La colina de las sombras

Desde la azotea de la gran ciudad se veía, gracias a la luna llena, la angostura de las callejuelas repletas de jacalitos construidos con barro y cartones. Muy cerca del arrabal se encontraba la hacienda del cacique de Cantopa, don Luis Ferrería.

Al amanecer, las mujeres se dirigían con sus cántaros a la cabeza hacia el manantial que distaba de Cantopa una hora. El agua que podían transportar era separada en tres cuencos: uno destinado al aseo, otro a cocinar y el tercero a hacer la colada.

Los hombres, tras tomar su ración de frijoles, emprendían el camino hacia las plantaciones de café, propiedad del cacique don Luis, y se resignaban a trabajar de sol a sol hasta la extenuación, que soportaban visitando la cantina de Emilio y emborrachándose con tequila adulterado.

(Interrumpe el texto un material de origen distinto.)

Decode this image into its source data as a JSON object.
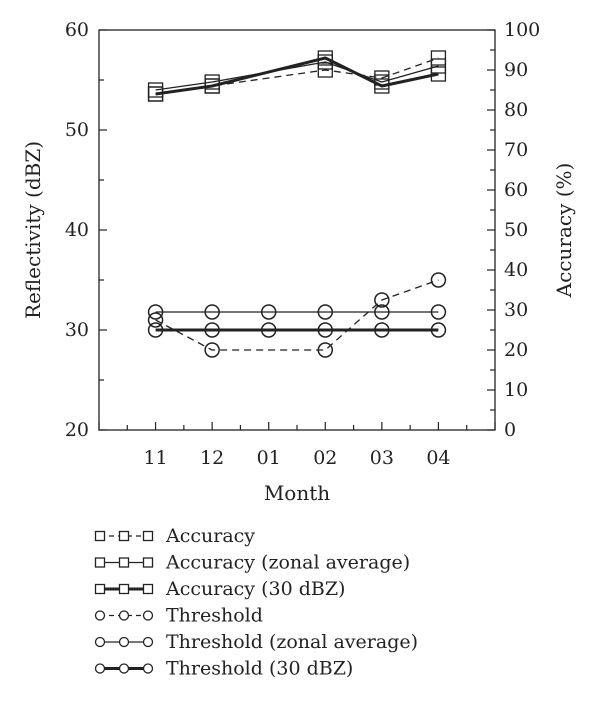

Algunos niños caminaban tres kilómetros para acudir a la escuela del pueblo vecino, una casa de adobe sin más mobiliario que un banco de piedra. El maestro se sentaba en una caja de madera y la mesa consistía en una tabla colocada sobre una peana de madera. Otros preferían hacer novillos y callejear por Cantopa en busca de algo que llevarse a la boca.

La esclavitud de los habitantes del poblado se reflejaba en sus semblantes, ajados por el sufrimiento y la opresión. Su piel tenía el aspecto de tierra demasiado surcada, casi estéril. Tras sus miradas se escondía la rabia y la impotencia que habían venido arrastrando desde tiempo atrás. Las manos de la mayoría estaban endurecidas por callosidades de color amarillento. Sus cuerpos eran menudos debido a la desnutrición y al excesivo trabajo. Su fortaleza interior, en cambio, era indestructible, porque llevaban en sus genes la herencia de sus ancestros, un pueblo guerrero que no se dejaba amilanar.

A las diez de la mañana del día de la fiesta del santo de Cantopa, las callejuelas estaban desiertas. En los alrededores de la ermita no se oía ni un murmullo. El párroco esperaba a sus feligreses para celebrar la misa en honor a san Romualdo. Salió a la puerta y, de pronto, oyó disparos seguidos de un gran alboroto. Agudizó el oído y supo que provenían de la hacienda del cacique don Luis. Se acercó y, escondido tras unos matorrales, vio como los cantopanos, armados con fusiles, instaban al cacique, a su familia y a los sirvientes a desalojar la mansión. Ante la resistencia de don Luis, uno de ellos le tiró al suelo de un empujón. Los demás miembros de la familia obedecieron sin rechistar y algunos de los sirvientes, que vivían en Cantopa, se unieron a los alzados.

Desde su escondite, el párroco pensó en la esclavitud, crueldad y miseria a la que estaban sometidos los cantopanos por don Luis. Quizás, por eso, aunque su religión prohibiera matar, creía en las guerras justas, esas donde las personas se sienten impotentes ante la opresión y el latrocinio de los caciques.


Los cantopanos caminaron hacia la colina. Con sus fusiles encañonaban a la familia que se había apropiado de sus tierras y asesinado su cultura.

Llegaron a la cima de la colina, desde donde se percibía a la legua la diferencia de clases. Un cantopano obligó a don Luis a mirar hacia abajo y luego le escupió en la cara toda la rabia contenida.

Tras vendar los ojos a sus opresores, los cantopanos prepararon sus fusiles y formaron un batallón. Ni el llanto ni las súplicas de la familia de don Luis ablandaron el corazón de los cantopanos.

Los cantopanos dispararon al unísono, cayendo los cuerpos de sus víctimas en medio de un gran charco de sangre. Cantopa, como Fuenteovejuna, había resucitado.